13 August 2010
The Art of the Steal
Yesterday I saw The Art of the Steal, a documentary I had longed to see. It tells the story of the Barnes Foundation, one of the largest private collections of art in America.
The Foundation houses what many believe to be the greatest collection of impressionist and post-impressionist art in America. There are paintings by Pablo Picasso, Giorgio de Chirico, El Greco, Francisco Goya, Edouard Manet, Amedeo Modigliani, Jean Hugo, Claude Monet, Maurice Utrillo, Paul Gauguin, Vincent Van Gogh, Maurice Prendergast, as well as 181 works by Pierre-Auguste Renoir, 69 by Paul Cézanne, and 59 by Henri Matisse. The collection also includes ancient Egyptian, Greek, and Roman art, African art and sculpture, and American and European decorative arts and metalwork.
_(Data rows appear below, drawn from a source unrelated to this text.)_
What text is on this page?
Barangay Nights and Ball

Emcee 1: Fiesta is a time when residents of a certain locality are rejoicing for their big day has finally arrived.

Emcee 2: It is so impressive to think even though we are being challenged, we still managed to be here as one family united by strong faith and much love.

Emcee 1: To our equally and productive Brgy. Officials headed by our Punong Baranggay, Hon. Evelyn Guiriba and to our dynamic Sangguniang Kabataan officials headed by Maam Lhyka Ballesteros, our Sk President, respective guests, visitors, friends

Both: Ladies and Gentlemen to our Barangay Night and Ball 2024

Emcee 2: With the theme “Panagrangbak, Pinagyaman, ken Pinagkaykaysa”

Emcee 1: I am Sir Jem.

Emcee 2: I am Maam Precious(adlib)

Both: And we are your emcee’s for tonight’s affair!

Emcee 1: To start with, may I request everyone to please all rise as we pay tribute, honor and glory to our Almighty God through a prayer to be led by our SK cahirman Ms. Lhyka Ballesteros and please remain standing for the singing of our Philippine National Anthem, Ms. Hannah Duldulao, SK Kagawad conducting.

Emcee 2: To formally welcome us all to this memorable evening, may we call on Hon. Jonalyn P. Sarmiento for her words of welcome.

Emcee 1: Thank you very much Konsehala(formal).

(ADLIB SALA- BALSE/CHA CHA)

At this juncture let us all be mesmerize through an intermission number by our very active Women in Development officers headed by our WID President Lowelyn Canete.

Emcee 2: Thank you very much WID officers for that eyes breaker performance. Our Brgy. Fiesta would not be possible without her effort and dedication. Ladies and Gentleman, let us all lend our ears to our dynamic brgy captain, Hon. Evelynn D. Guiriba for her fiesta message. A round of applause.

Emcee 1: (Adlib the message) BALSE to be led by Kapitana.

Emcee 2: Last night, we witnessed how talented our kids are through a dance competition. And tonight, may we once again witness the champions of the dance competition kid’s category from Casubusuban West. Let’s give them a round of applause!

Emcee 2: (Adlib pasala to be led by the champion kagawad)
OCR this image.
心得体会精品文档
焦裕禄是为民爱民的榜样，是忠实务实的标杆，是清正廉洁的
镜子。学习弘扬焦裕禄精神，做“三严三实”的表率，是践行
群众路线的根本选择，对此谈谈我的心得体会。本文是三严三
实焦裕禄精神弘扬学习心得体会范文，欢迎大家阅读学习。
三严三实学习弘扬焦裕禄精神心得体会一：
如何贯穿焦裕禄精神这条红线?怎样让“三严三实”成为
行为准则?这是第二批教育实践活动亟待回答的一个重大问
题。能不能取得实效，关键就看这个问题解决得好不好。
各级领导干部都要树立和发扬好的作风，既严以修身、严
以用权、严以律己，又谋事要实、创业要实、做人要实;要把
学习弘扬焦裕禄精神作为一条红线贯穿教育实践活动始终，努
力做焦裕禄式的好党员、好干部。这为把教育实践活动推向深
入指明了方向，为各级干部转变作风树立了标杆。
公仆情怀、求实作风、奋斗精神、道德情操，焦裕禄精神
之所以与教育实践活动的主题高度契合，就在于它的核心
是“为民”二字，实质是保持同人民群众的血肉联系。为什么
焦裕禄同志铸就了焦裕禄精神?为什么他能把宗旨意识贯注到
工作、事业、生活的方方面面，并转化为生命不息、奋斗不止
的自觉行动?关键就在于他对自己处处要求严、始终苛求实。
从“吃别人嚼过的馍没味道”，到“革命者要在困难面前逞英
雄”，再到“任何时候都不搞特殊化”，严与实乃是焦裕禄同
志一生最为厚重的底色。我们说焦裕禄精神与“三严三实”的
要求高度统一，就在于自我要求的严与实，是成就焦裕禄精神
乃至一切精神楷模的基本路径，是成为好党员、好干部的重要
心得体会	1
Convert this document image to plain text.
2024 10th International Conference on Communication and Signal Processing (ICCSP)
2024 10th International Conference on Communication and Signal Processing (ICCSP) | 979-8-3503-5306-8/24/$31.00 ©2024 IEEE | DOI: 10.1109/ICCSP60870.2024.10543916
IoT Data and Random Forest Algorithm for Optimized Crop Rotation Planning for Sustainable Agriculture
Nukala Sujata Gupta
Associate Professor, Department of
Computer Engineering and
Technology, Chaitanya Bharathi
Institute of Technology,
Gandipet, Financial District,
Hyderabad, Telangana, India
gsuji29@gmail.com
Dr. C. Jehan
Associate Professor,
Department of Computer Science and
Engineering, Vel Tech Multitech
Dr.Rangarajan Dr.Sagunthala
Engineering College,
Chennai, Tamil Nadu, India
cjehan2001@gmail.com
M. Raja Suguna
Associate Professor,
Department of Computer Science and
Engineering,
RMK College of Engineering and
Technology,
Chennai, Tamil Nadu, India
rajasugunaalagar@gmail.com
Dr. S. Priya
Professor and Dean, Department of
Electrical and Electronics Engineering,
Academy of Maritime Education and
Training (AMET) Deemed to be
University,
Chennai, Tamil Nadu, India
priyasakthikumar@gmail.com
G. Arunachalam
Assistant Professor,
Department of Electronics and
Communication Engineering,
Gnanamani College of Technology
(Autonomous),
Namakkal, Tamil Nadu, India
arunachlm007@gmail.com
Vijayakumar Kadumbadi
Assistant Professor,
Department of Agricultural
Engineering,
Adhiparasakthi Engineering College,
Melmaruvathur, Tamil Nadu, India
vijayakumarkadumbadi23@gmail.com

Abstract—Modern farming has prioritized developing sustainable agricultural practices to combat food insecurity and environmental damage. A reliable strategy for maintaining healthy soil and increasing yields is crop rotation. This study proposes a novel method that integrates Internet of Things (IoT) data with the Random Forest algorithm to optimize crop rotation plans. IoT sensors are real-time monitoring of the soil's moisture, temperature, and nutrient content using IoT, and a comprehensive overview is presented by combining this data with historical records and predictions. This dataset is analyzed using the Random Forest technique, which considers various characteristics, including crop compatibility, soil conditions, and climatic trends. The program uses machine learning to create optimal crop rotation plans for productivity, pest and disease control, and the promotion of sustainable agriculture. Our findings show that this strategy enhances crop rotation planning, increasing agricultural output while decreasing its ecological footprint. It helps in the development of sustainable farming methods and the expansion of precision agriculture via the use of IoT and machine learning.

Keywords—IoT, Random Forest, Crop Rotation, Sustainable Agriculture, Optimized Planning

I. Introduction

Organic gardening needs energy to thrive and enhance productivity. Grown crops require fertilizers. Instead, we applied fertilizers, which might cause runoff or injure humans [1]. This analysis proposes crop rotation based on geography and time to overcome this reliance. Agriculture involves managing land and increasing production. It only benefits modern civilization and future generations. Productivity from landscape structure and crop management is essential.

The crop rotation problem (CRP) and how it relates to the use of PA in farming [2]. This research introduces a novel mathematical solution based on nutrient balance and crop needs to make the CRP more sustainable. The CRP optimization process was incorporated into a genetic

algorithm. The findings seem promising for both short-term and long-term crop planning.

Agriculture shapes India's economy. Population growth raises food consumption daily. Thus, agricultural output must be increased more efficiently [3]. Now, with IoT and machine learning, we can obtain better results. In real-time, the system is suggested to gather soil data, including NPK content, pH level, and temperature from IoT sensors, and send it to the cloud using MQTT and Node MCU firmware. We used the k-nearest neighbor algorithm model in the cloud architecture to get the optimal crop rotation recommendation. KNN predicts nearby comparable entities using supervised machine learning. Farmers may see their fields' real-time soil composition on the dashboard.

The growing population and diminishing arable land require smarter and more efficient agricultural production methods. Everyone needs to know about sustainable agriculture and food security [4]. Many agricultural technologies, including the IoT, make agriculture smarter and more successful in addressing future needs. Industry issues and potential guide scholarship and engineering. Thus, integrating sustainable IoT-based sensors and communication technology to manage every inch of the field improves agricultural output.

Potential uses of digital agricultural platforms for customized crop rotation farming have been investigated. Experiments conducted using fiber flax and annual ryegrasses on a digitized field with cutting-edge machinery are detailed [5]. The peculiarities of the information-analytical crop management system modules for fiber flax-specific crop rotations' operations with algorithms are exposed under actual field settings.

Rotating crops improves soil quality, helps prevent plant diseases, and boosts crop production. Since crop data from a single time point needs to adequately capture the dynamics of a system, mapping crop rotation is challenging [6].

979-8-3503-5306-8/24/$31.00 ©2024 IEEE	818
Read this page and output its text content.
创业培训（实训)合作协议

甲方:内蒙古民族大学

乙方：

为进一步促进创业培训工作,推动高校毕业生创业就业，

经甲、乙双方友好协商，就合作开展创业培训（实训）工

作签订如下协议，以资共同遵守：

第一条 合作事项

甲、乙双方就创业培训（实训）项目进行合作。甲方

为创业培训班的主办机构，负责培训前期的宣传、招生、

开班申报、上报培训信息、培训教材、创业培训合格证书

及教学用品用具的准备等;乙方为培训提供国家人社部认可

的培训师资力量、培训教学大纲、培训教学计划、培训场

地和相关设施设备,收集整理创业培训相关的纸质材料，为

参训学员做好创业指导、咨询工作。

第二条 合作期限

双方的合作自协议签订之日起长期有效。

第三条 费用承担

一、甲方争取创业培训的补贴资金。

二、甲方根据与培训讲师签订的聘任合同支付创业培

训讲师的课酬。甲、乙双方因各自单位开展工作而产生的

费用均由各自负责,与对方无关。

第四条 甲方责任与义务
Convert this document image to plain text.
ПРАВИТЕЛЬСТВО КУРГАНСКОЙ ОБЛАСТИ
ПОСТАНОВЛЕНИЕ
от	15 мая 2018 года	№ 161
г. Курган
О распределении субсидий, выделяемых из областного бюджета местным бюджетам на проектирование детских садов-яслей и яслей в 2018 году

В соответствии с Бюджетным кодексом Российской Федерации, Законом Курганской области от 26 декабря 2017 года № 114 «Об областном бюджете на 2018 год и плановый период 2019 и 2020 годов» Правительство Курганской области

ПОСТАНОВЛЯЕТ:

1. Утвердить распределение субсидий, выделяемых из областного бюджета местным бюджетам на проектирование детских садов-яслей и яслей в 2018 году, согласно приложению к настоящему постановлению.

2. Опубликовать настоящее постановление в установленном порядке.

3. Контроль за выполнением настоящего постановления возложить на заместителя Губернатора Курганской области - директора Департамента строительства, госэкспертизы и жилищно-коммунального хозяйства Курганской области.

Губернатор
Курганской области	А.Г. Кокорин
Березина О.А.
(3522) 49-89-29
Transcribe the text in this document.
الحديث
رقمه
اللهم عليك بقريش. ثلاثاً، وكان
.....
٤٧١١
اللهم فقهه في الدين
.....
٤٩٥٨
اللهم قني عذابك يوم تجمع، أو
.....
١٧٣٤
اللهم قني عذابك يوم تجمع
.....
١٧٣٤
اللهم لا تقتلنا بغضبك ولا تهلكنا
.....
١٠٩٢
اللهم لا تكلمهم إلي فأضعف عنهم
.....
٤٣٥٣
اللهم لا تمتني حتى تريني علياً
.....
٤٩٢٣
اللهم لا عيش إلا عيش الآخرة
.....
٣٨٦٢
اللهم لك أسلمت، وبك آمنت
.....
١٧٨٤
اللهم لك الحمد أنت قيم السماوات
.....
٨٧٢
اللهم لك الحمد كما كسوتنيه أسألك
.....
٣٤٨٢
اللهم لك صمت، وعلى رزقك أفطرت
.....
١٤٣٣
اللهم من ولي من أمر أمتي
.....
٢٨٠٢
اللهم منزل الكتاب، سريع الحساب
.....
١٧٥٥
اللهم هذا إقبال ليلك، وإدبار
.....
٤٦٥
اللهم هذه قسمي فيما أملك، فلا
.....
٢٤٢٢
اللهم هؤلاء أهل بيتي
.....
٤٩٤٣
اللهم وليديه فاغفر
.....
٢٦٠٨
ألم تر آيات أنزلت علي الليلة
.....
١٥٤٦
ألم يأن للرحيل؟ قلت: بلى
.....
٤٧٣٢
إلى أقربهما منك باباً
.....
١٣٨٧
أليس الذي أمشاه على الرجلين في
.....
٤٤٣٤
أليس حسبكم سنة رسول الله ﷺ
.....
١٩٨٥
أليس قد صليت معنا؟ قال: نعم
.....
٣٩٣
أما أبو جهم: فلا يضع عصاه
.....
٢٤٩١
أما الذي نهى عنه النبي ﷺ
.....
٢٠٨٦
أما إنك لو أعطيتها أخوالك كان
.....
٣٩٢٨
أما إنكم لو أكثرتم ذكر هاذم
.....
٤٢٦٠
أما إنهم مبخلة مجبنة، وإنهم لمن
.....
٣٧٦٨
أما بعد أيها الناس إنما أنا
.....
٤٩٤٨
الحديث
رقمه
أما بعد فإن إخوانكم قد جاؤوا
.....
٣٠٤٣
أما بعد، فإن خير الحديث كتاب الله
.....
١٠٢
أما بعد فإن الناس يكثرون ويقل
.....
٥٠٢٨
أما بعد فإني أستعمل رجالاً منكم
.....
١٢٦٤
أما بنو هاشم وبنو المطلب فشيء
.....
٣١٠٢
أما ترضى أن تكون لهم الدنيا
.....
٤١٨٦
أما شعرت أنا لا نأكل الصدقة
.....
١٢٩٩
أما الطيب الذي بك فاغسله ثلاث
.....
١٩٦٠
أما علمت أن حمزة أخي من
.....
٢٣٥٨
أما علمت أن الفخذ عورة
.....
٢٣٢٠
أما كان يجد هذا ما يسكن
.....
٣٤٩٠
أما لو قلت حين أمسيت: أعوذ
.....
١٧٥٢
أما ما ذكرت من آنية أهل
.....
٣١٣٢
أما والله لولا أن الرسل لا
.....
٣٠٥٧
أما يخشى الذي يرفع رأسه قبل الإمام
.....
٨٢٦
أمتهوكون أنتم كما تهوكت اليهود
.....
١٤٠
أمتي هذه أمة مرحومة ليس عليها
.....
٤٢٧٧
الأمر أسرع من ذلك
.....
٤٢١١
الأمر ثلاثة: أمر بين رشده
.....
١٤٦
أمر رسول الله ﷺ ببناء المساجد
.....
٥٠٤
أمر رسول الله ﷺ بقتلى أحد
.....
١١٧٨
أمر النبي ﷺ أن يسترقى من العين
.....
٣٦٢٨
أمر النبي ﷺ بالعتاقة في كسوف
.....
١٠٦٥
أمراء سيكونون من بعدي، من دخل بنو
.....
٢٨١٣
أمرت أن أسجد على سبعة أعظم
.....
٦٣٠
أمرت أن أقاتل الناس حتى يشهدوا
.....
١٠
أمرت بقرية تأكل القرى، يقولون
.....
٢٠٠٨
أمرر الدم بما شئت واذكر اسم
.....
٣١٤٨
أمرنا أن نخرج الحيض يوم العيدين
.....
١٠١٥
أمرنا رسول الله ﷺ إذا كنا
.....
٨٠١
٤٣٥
Dr. Albert Barnes was a self made man who became interested in art and education. He collected art and became enthralled with John Dewey's ideas on education. The Barnes Foundation was established to hold his art collection and provide an educational experience for students.
In 1923, Dr. Barnes proudly exhibited his collection at the Philadelphia Museum of Art. It was ridiculed by art critics who called his works “nasty” and “primitive”.
Dr. Barnes replied, “Philadelphia is a depressing intellectual slum”.
Dr. Barnes dislike the austere single paintings style of most museums, preferring to hang the art in complementary groups with furnishings and decoration together.
Barnes had no children, so he drew up a will providing for the Foundation and stipulating that it never be moved, sold, or sent on tour. The documentary details how his wishes were summarily disregarded. Much of the documentary is based on the book Art Held Hostage by John Anderson.
Anderson's book, published in 2003, basically ends with the "grand tour" of the collection. After much legal wrangling, the Barnes is currently set to be moved in 2012. It will move a whopping 4 miles up the road to Barnes' intellectual slum of Philadelphia
The documentary is a fascinating look into the world of art, or should I say, the world of art vs. the commodity of art. It explores the cozy relationship of politicians and "non-profit" billion dollar charitable foundations. There are issues of race, money, power, law and politics all dancing on the grave of Albert Barnes. It is a giant train wreck and it is impossible to look away.
In 1923, the works Barnes collected were dismissed as ugly and primitive. Today those same works are valued at $35 billion dollars.
To quote that great philosopher Cyndi Lauper, "Money, money changes everything."